A LMC, segundo o cientista é causada por uma proteína quimérica – isto é, que não deveria existir normalmente no organismo –, que surge como resultado de uma “confusão” entre os cromossomos 9 e 22, que trocam trechos entre si.
“É o que se chama de translocação gênica: a proteína ABL, do cromossomo 9, é transferida para a região BCR do cromossomo 22. Isso gera um cromossomo atípico, denominado cromossomo Filadélfia, associado à LMC. O nosso estudo investigou os mecanismos moleculares responsáveis pela inibição da expressão de TRAIL nas células leucêmicas BCR-ABL-positivas”, explicou.
O trabalho, de acordo com Amarante-Mendes, teve colaboração de outros grupos de pesquisa, incluindo as equipes coordenadas por Marco Antonio Zago, pró-reitor de Pesquisa da USP, Eliana Abdelhay, do Instituto Nacional de Câncer (Inca), e as professoras Fabíola Castro, da Faculdade de Ciências Farmacêuticas de Ribeirão Preto (FCF-RP-USP), e Jacqueline Jacysyn, da Faculdade de Medicina da USP (FMUSP).
Bala mágica
Inicialmente, a equipe observou que a expressão de TRAIL diminuía expressivamente com a progressão da LMC e essa diminuição estava diretamente relacionada a um aumento na expressão de uma outra proteína: a PRAME (sigla em inglês para antígeno preferencialmente expresso do melanoma).
“A PRAME normalmente não é encontrada em células normais, mas está presente com frequência nas células tumorais.

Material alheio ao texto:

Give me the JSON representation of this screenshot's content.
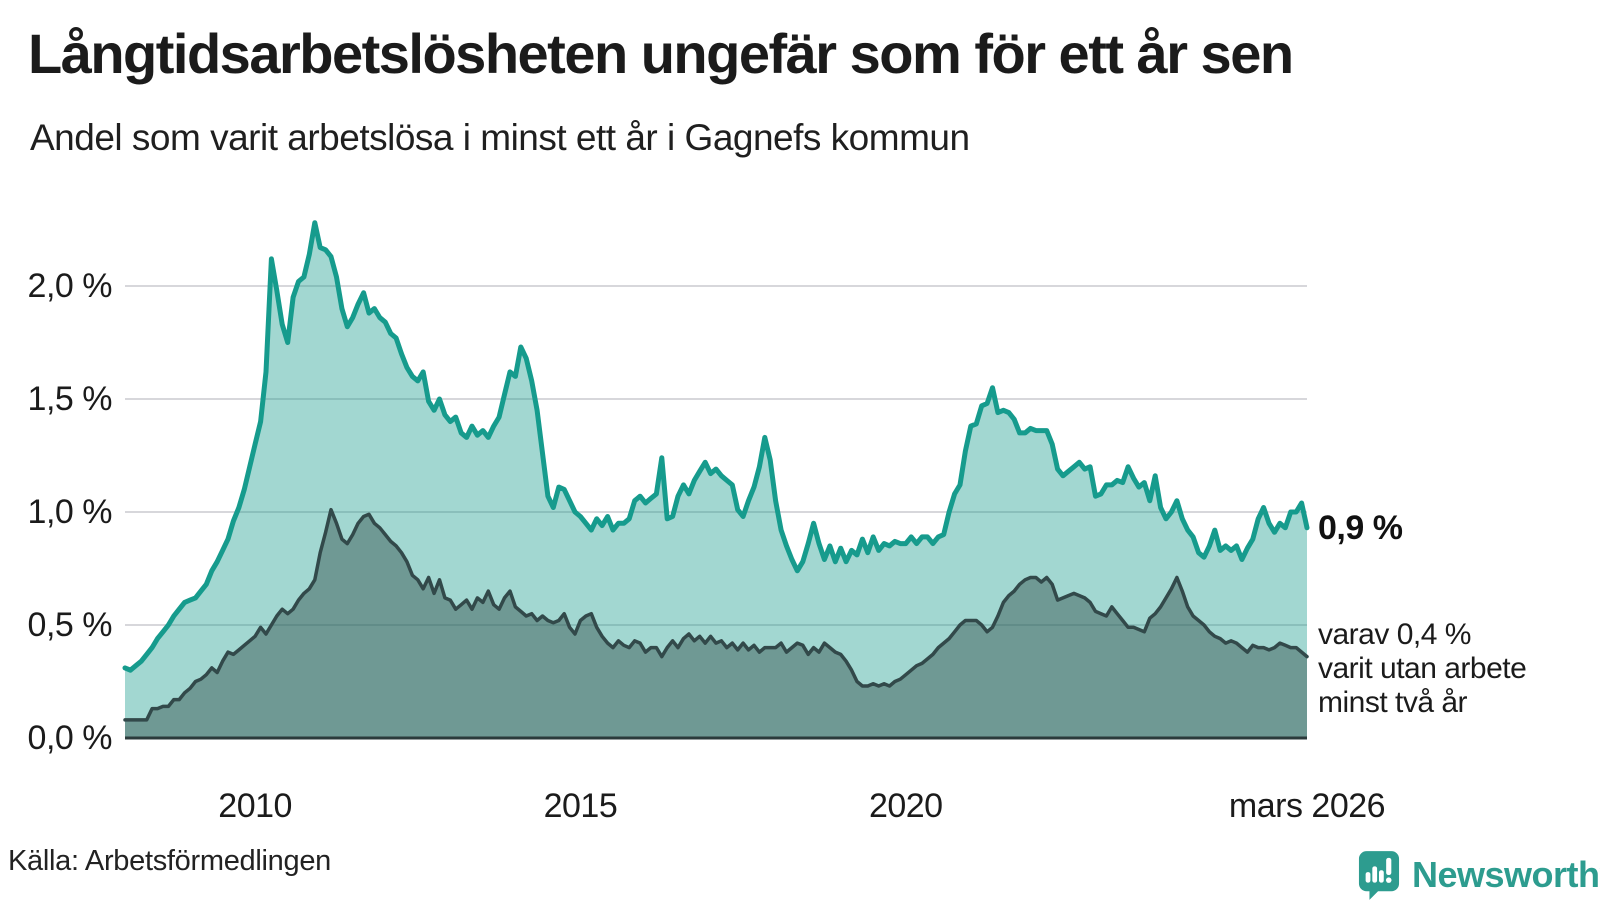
{
  "title": "Långtidsarbetslösheten ungefär som för ett år sen",
  "subtitle": "Andel som varit arbetslösa i minst ett år i Gagnefs kommun",
  "source": "Källa: Arbetsförmedlingen",
  "logo": {
    "text": "Newsworthy",
    "color": "#2d9c8f"
  },
  "annotations": {
    "latest_total": "0,9 %",
    "latest_two_year_line1": "varav 0,4 %",
    "latest_two_year_line2": "varit utan arbete",
    "latest_two_year_line3": "minst två år"
  },
  "chart_data": {
    "type": "area",
    "x_start": "2008-01",
    "x_end": "2026-03",
    "x_unit": "month",
    "ylim": [
      0,
      2.35
    ],
    "grid": true,
    "gridline_values": [
      0.5,
      1.0,
      1.5,
      2.0
    ],
    "y_axis": {
      "labels": [
        "2,0 %",
        "1,5 %",
        "1,0 %",
        "0,5 %",
        "0,0 %"
      ],
      "values": [
        2.0,
        1.5,
        1.0,
        0.5,
        0.0
      ]
    },
    "x_ticks": [
      {
        "label": "2010",
        "month_index": 24
      },
      {
        "label": "2015",
        "month_index": 84
      },
      {
        "label": "2020",
        "month_index": 144
      },
      {
        "label": "mars 2026",
        "month_index": 218
      }
    ],
    "colors": {
      "total_line": "#169b8d",
      "total_fill": "#169b8d",
      "two_year_line": "#32494a",
      "two_year_fill": "#2e4a47",
      "gridline": "#d7d7db",
      "baseline": "#2b3a3b"
    },
    "series": [
      {
        "name": "Arbetslösa minst ett år (andel, %)",
        "values": [
          0.31,
          0.3,
          0.32,
          0.34,
          0.37,
          0.4,
          0.44,
          0.47,
          0.5,
          0.54,
          0.57,
          0.6,
          0.61,
          0.62,
          0.65,
          0.68,
          0.74,
          0.78,
          0.83,
          0.88,
          0.96,
          1.02,
          1.1,
          1.2,
          1.3,
          1.4,
          1.62,
          2.12,
          1.98,
          1.83,
          1.75,
          1.95,
          2.02,
          2.04,
          2.14,
          2.28,
          2.17,
          2.16,
          2.13,
          2.04,
          1.9,
          1.82,
          1.86,
          1.92,
          1.97,
          1.88,
          1.9,
          1.86,
          1.84,
          1.79,
          1.77,
          1.7,
          1.64,
          1.6,
          1.58,
          1.62,
          1.49,
          1.45,
          1.5,
          1.43,
          1.4,
          1.42,
          1.35,
          1.33,
          1.38,
          1.34,
          1.36,
          1.33,
          1.38,
          1.42,
          1.52,
          1.62,
          1.6,
          1.73,
          1.68,
          1.58,
          1.45,
          1.26,
          1.07,
          1.02,
          1.11,
          1.1,
          1.05,
          1.0,
          0.98,
          0.95,
          0.92,
          0.97,
          0.94,
          0.98,
          0.92,
          0.95,
          0.95,
          0.97,
          1.05,
          1.07,
          1.04,
          1.06,
          1.08,
          1.24,
          0.97,
          0.98,
          1.07,
          1.12,
          1.08,
          1.14,
          1.18,
          1.22,
          1.17,
          1.19,
          1.16,
          1.14,
          1.12,
          1.01,
          0.98,
          1.05,
          1.11,
          1.2,
          1.33,
          1.23,
          1.05,
          0.92,
          0.85,
          0.79,
          0.74,
          0.78,
          0.86,
          0.95,
          0.86,
          0.79,
          0.85,
          0.78,
          0.84,
          0.78,
          0.83,
          0.81,
          0.88,
          0.82,
          0.89,
          0.83,
          0.86,
          0.85,
          0.87,
          0.86,
          0.86,
          0.89,
          0.86,
          0.89,
          0.89,
          0.86,
          0.89,
          0.9,
          1.0,
          1.08,
          1.12,
          1.27,
          1.38,
          1.39,
          1.47,
          1.48,
          1.55,
          1.44,
          1.45,
          1.44,
          1.41,
          1.35,
          1.35,
          1.37,
          1.36,
          1.36,
          1.36,
          1.3,
          1.19,
          1.16,
          1.18,
          1.2,
          1.22,
          1.19,
          1.2,
          1.07,
          1.08,
          1.12,
          1.12,
          1.14,
          1.13,
          1.2,
          1.15,
          1.11,
          1.13,
          1.05,
          1.16,
          1.02,
          0.97,
          1.0,
          1.05,
          0.97,
          0.92,
          0.89,
          0.82,
          0.8,
          0.85,
          0.92,
          0.83,
          0.85,
          0.83,
          0.85,
          0.79,
          0.84,
          0.88,
          0.97,
          1.02,
          0.95,
          0.91,
          0.95,
          0.93,
          1.0,
          1.0,
          1.04,
          0.93
        ]
      },
      {
        "name": "Varav utan arbete minst två år (andel, %)",
        "values": [
          0.08,
          0.08,
          0.08,
          0.08,
          0.08,
          0.13,
          0.13,
          0.14,
          0.14,
          0.17,
          0.17,
          0.2,
          0.22,
          0.25,
          0.26,
          0.28,
          0.31,
          0.29,
          0.34,
          0.38,
          0.37,
          0.39,
          0.41,
          0.43,
          0.45,
          0.49,
          0.46,
          0.5,
          0.54,
          0.57,
          0.55,
          0.57,
          0.61,
          0.64,
          0.66,
          0.7,
          0.82,
          0.91,
          1.01,
          0.95,
          0.88,
          0.86,
          0.9,
          0.95,
          0.98,
          0.99,
          0.95,
          0.93,
          0.9,
          0.87,
          0.85,
          0.82,
          0.78,
          0.72,
          0.7,
          0.66,
          0.71,
          0.64,
          0.7,
          0.62,
          0.61,
          0.57,
          0.59,
          0.61,
          0.57,
          0.62,
          0.6,
          0.65,
          0.59,
          0.57,
          0.62,
          0.65,
          0.58,
          0.56,
          0.54,
          0.55,
          0.52,
          0.54,
          0.52,
          0.51,
          0.52,
          0.55,
          0.49,
          0.46,
          0.52,
          0.54,
          0.55,
          0.49,
          0.45,
          0.42,
          0.4,
          0.43,
          0.41,
          0.4,
          0.43,
          0.42,
          0.38,
          0.4,
          0.4,
          0.36,
          0.4,
          0.43,
          0.4,
          0.44,
          0.46,
          0.43,
          0.45,
          0.42,
          0.45,
          0.42,
          0.43,
          0.4,
          0.42,
          0.39,
          0.42,
          0.39,
          0.41,
          0.38,
          0.4,
          0.4,
          0.4,
          0.42,
          0.38,
          0.4,
          0.42,
          0.41,
          0.37,
          0.4,
          0.38,
          0.42,
          0.4,
          0.38,
          0.37,
          0.34,
          0.3,
          0.25,
          0.23,
          0.23,
          0.24,
          0.23,
          0.24,
          0.23,
          0.25,
          0.26,
          0.28,
          0.3,
          0.32,
          0.33,
          0.35,
          0.37,
          0.4,
          0.42,
          0.44,
          0.47,
          0.5,
          0.52,
          0.52,
          0.52,
          0.5,
          0.47,
          0.49,
          0.54,
          0.6,
          0.63,
          0.65,
          0.68,
          0.7,
          0.71,
          0.71,
          0.69,
          0.71,
          0.68,
          0.61,
          0.62,
          0.63,
          0.64,
          0.63,
          0.62,
          0.6,
          0.56,
          0.55,
          0.54,
          0.58,
          0.55,
          0.52,
          0.49,
          0.49,
          0.48,
          0.47,
          0.53,
          0.55,
          0.58,
          0.62,
          0.66,
          0.71,
          0.65,
          0.58,
          0.54,
          0.52,
          0.5,
          0.47,
          0.45,
          0.44,
          0.42,
          0.43,
          0.42,
          0.4,
          0.38,
          0.41,
          0.4,
          0.4,
          0.39,
          0.4,
          0.42,
          0.41,
          0.4,
          0.4,
          0.38,
          0.36
        ]
      }
    ]
  }
}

Depois de constatar isso, nós observamos que a PRAME é diretamente responsável por inibir a expressão de TRAIL em células leucêmicas”, disse Amarante-Mendes.
De acordo com ele, a PRAME é responsável por recrutar proteínas capazes de inibir a transcrição gênica por meio de mecanismos epigenéticos. “O trabalho mostrou também que esse mecanismo tem implicações terapêuticas para a LMC, uma vez que a inibição de PRAME, por RNA de interferência, é capaz de gerar uma maior expressão de TRAIL, deixando as células leucêmicas mais suscetíveis à apoptose e, consequentemente, à terapia”, afirmou.
Quando a TRAIL foi descoberta, em 1995, pelo fato de matar as linhagens celulares em culturas tumorais preservando, ao mesmo tempo, as linhagens primárias, a proteína foi considerada uma “bala mágica” para o futuro do tratamento do câncer. Alguns tratamentos clínicos com base na TRAIL chegaram a ser desenvolvidos.
“O problema é que algumas formas de câncer são resistentes a essa sinalização. Em outras formas, como no caso estudado, o gene ABL-BCR mantém baixa a expressão de TRAIL. Por isso focamos os estudos na tarefa de desvendar esse mecanismo”, disse Amarante-Mendes.
É possível que o mesmo mecanismo desvendado pelos pesquisadores, segundo ele, possa ocorrer não só na LMC, mas também em outros tipos de tumores onde a expressão de PRAME é elevada.
“Essa possibilidade – e suas implicações clínicas – é o próximo passo para os nossos estudos”, disse o cientista. O tema, segundo ele, já começou a ser investigado por Bárbara Mello, que desenvolve no laboratório do ICB seus estudos de pós-doutorado, com bolsa da FAPESP.
O artigo BCR-ABL-mediated upregulation of PRAME is responsible for knocking down TRAIL in CML patients (doi:10.1038/onc.2010.409), de Gustavo Amarante-Mendes e outros, pode ser lido por assinantes da Oncogene em www.nature.com/onc.